Os atletas A, B e C, arrancaram no carro X para se encontrarem com o atleta D (que estava no carro Y) e os atletas E e F (no carro W). O atleta C passou então para o carro W e foram nos carros X, W e Y ao encontro do atleta G que estava no carro Z à nossa espera na Azóia. Quando lá chegados, o atleta G juntou-se ao carro X e os atletas E e F, juntaram-se a C e D no carro W, e foram para Sintra, deixando os carros Y e Z na Azóia. No fim da prova, todos os atletas percorrem a pé a distancia entre o Cabo da Roca e Azóia para entrarem no carro Z (atletas A, B, G) e no carro Y (C, D, E F) em direcção a Sintra.

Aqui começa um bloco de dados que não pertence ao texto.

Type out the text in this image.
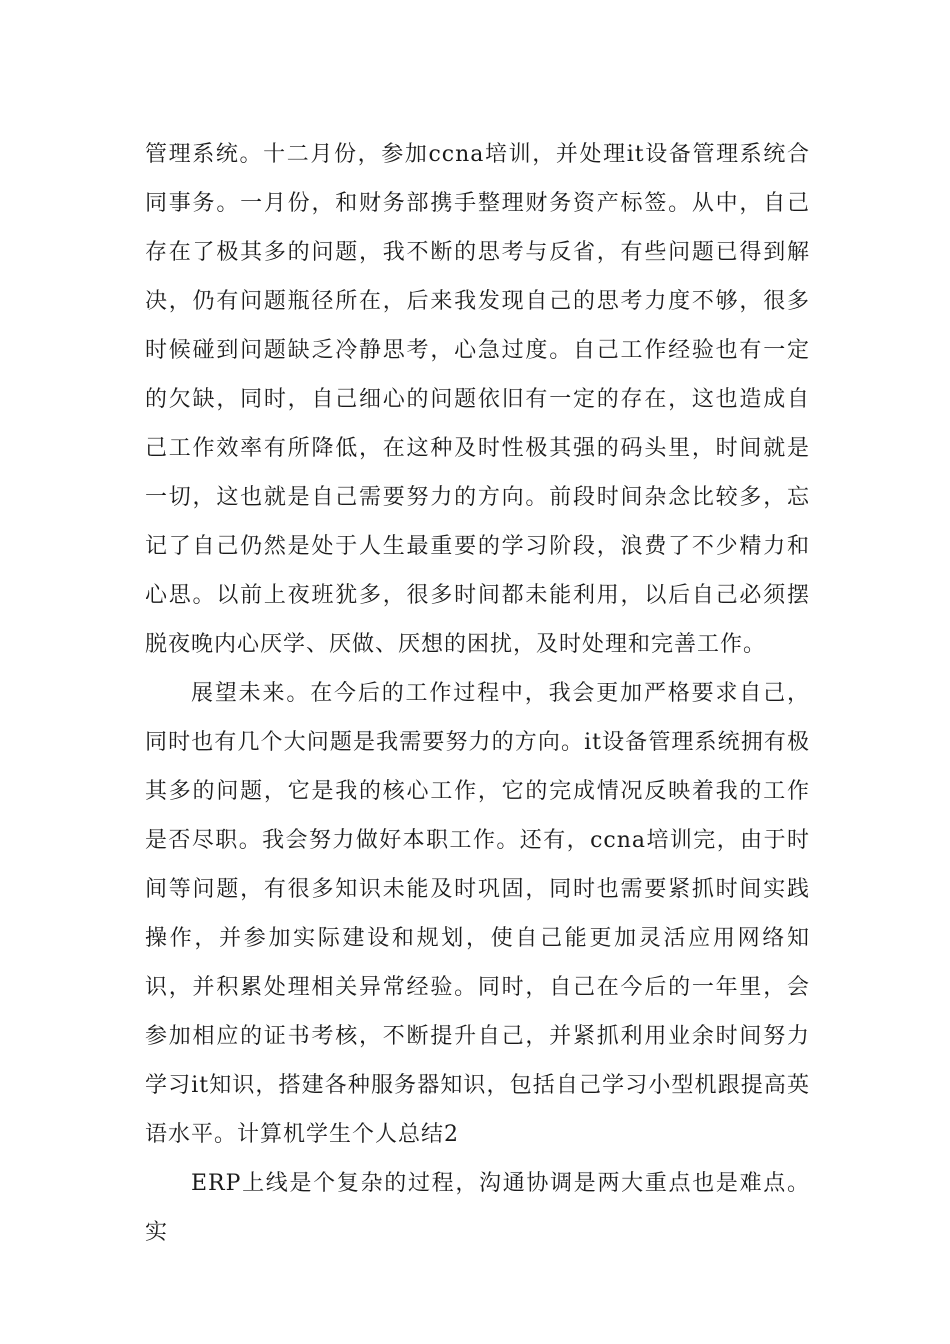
管理系统。十二月份，参加ccna培训，并处理it设备管理系统合同事务。一月份，和财务部携手整理财务资产标签。从中，自己存在了极其多的问题，我不断的思考与反省，有些问题已得到解决，仍有问题瓶径所在，后来我发现自己的思考力度不够，很多时候碰到问题缺乏冷静思考，心急过度。自己工作经验也有一定的欠缺，同时，自己细心的问题依旧有一定的存在，这也造成自己工作效率有所降低，在这种及时性极其强的码头里，时间就是一切，这也就是自己需要努力的方向。前段时间杂念比较多，忘记了自己仍然是处于人生最重要的学习阶段，浪费了不少精力和心思。以前上夜班犹多，很多时间都未能利用，以后自己必须摆脱夜晚内心厌学、厌做、厌想的困扰，及时处理和完善工作。

展望未来。在今后的工作过程中，我会更加严格要求自己，同时也有几个大问题是我需要努力的方向。it设备管理系统拥有极其多的问题，它是我的核心工作，它的完成情况反映着我的工作是否尽职。我会努力做好本职工作。还有，ccna培训完，由于时间等问题，有很多知识未能及时巩固，同时也需要紧抓时间实践操作，并参加实际建设和规划，使自己能更加灵活应用网络知识，并积累处理相关异常经验。同时，自己在今后的一年里，会参加相应的证书考核，不断提升自己，并紧抓利用业余时间努力学习it知识，搭建各种服务器知识，包括自己学习小型机跟提高英语水平。计算机学生个人总结2

ERP上线是个复杂的过程，沟通协调是两大重点也是难点。实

Lá chegados, retomaram as posições iniciais e rumaram a casa. Simples!

Ora bem, como qualquer máquina oleada, esta logística permitiu-nos chegar exactamente em cima da hora de partida a Sintra. Quase que consigo ouvir as más línguas de que falava lá atrás a dizer que devíamos ter chegado antes, para fazer um aquecimento, fazer um xixi, relaxar, bla bla bla... Sabem lá eles! A partida era às 10:15, 10h10 é uma hora perfeitamente aceitável para chegar à recta da meta, e só tivemos que correr metade do caminho do carro atá lá, o resto foi só em passo acelerado! 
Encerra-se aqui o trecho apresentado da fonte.